What sets Return of the Living Dead apart from its peers from the get-go is its zombies, designed by veteran artist William Stout. Unlike the lumbering metaphors of Romero or the flavorless gut-bags of Fulci, the undead of Return… are straight off of a punk rock or metal album cover. They talk, they scream, they run, and they look like slowly-putrefying bags of pus and rot. Most notable among the throng is a near-skeletal old woman whose undying torso is captured, and who explains that she wants to eat brains because “she can feel herself rot” and consuming human gray matter rids her of “the pain of being dead” — all while her spinal cord swings around like a tail. These are the zombies ‘80s rock fans had wanted for ages, repulsive, unstoppable creatures who would do anything to chomp that skull. One scene so famous it spawned a band name is when a zombie pauses in devouring a dead EMT, picks up the ambulance’s radio, and moans, “Come in, dispatch — send…more…paramedics.”
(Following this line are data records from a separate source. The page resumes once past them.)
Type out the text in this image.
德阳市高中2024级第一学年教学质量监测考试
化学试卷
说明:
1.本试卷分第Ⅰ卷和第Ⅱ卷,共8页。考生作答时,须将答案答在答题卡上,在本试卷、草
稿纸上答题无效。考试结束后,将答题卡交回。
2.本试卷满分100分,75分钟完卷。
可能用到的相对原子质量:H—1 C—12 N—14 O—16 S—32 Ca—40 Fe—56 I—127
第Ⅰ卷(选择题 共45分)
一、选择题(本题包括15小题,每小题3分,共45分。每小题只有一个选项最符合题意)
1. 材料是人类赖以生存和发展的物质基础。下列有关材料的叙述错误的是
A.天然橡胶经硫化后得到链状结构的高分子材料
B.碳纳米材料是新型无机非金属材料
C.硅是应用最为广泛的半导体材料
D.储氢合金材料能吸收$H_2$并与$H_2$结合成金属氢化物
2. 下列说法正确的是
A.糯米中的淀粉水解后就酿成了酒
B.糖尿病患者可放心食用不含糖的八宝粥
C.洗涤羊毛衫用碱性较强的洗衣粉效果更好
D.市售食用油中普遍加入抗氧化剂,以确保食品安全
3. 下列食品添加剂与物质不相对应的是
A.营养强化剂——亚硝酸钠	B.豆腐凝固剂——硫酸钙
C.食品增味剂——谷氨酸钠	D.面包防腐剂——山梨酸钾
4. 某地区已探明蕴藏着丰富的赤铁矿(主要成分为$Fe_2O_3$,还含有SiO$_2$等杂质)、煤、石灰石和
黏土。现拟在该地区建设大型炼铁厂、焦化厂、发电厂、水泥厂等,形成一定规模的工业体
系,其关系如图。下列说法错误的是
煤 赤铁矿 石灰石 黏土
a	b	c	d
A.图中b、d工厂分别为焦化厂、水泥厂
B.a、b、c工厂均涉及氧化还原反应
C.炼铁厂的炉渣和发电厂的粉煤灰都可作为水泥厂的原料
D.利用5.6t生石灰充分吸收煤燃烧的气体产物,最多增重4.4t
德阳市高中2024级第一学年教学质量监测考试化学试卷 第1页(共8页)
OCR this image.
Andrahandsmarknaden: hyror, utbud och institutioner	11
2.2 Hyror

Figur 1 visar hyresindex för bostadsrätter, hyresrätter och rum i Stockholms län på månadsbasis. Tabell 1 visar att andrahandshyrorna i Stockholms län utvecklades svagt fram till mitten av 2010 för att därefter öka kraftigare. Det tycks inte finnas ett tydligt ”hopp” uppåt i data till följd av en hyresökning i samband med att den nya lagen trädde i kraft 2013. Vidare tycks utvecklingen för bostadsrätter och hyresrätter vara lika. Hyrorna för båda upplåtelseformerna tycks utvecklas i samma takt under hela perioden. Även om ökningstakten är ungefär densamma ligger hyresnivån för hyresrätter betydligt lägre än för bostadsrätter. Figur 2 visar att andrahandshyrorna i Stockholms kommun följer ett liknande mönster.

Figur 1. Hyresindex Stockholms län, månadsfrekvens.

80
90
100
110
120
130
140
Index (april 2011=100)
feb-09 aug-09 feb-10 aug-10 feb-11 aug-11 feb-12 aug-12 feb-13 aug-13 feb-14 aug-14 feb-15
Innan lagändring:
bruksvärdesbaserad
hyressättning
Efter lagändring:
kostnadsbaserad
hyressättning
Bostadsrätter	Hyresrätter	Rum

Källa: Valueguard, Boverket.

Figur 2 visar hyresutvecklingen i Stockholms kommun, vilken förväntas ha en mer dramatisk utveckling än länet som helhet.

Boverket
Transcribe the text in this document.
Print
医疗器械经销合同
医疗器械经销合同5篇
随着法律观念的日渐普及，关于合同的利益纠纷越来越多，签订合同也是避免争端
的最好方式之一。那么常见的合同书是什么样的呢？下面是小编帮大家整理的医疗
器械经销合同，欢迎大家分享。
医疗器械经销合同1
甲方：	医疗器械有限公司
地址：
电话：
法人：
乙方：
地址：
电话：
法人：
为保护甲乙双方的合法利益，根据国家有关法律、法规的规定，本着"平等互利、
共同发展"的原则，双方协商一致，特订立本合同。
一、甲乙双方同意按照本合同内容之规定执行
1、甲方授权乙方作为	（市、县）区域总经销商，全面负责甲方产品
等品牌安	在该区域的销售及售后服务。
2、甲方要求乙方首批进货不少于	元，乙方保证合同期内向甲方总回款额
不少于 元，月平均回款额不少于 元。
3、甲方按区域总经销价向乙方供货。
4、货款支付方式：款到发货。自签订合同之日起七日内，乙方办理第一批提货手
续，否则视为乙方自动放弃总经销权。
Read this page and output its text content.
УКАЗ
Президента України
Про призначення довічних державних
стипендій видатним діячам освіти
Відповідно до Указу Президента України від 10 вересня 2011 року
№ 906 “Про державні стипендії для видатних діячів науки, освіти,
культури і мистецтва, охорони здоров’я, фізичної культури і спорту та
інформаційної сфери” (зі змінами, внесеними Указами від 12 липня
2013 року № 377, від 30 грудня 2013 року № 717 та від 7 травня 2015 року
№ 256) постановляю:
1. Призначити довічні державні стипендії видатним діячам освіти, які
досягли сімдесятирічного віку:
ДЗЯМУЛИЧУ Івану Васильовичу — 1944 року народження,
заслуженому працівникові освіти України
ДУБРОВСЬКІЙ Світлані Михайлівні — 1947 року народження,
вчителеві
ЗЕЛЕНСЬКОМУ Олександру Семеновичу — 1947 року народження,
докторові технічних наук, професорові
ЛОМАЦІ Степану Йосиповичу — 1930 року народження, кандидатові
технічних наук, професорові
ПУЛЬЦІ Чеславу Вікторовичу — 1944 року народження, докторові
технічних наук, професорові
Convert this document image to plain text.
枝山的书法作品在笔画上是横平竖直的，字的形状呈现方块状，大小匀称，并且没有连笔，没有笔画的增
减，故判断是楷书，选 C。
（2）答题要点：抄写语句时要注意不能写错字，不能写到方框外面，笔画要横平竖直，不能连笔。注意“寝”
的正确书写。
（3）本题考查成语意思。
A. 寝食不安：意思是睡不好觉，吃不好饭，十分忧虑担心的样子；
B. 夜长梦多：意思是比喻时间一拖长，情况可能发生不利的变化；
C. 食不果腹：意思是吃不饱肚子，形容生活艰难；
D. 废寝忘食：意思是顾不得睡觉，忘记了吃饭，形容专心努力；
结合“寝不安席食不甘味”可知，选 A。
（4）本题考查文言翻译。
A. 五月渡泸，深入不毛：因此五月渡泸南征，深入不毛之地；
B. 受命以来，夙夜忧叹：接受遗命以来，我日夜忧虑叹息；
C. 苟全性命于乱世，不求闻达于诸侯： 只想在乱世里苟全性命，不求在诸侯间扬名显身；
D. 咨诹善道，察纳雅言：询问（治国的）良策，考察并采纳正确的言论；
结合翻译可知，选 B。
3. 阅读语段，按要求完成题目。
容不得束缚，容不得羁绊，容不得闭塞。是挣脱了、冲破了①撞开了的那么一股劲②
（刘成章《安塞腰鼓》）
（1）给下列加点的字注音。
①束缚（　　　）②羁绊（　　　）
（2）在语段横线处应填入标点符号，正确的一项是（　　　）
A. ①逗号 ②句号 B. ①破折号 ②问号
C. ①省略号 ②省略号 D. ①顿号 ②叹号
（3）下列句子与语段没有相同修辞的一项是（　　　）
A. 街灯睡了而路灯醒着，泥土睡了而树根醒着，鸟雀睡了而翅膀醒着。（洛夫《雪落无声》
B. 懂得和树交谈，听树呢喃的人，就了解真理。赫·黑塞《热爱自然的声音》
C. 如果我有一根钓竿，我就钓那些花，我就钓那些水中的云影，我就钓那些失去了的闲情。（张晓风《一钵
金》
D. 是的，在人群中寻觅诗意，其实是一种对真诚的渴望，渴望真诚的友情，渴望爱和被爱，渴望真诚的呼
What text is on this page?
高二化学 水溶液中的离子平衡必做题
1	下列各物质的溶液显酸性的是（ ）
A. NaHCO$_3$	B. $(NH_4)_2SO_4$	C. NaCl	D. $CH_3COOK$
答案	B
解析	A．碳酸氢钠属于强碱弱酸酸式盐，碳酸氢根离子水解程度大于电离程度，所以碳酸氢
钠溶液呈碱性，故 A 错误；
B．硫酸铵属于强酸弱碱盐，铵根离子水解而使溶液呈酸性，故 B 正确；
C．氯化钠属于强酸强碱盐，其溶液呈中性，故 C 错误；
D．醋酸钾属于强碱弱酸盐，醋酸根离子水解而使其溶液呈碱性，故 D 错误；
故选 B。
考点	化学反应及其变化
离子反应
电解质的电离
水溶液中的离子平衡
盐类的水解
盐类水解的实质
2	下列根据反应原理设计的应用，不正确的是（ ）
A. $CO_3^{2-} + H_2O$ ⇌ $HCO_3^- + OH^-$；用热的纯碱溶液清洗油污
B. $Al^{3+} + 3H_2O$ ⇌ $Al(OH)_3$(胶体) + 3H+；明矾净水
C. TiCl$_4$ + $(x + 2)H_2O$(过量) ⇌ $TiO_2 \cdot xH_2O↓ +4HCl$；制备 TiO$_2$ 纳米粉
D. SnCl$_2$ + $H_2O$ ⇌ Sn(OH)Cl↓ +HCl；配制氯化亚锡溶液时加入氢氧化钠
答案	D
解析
But what makes this movie a counterculture milestone is how the punks are treated in it. These aren’t the all-purpose street rats of early ‘80s cinema, a la Jeff Goldblum in Death Wish — these are typical kids with unique personalities, who are, granted, getting drunk in a cemetery. There’s Scuzz, the chill mohawked punk; Spider, the African American metal dude; Tina, the new-wave good-girl; Trash, who’s turned on by thoughts of her own death; and of course Suicide, the heavily-pierced death rocker who’s too spooky for school (“You think this is a fucking costume? This is a way of life!?” he snaps while Trash literally humps his leg). Meanwhile, when the zombies attack, the punks react like actual kids, defending their friends against the hungry corpses and telling adults to shut the fuck up and listen to them.
Perhaps the smartest thing O’Bannon did was follow through on the movie’s soundtrack. Return of the Living Dead contains an incredible line-up of songs by some of the greatest bands ever to combine punk rock and horror. You’ve got trash-punk legends the Cramps singing about the surfing dead, psychedelic dark star Roky Erickson cackling about burning in flames, and death-rock legends 45 Grave performing their massive hit “Party Time” just as a skeleton explodes out of a grave. By backing this gauntlet of ludicrous gore with actual horror rock, O’Bannon showed that his punk rock characters weren’t just a series of expendable teenagers in distasteful clothes, but a gang of counterculture heroes who the viewer can root for.
Today, horror and punk are forever intertwined, with bands like AFI and Creeper lending an artsy grimness to that merging. But in the mid-’80s, punks were seen much like zombies — grotesque avatars of a reanimated rock and roll dream, who were best killed en masse to keep the world safe. The Return of the Living Dead took audiences everywhere to a place where even the twin trash heaps of punk rock and grindhouse gore cinema could be made in brilliant, entertaining harmony. All it took was a little brains.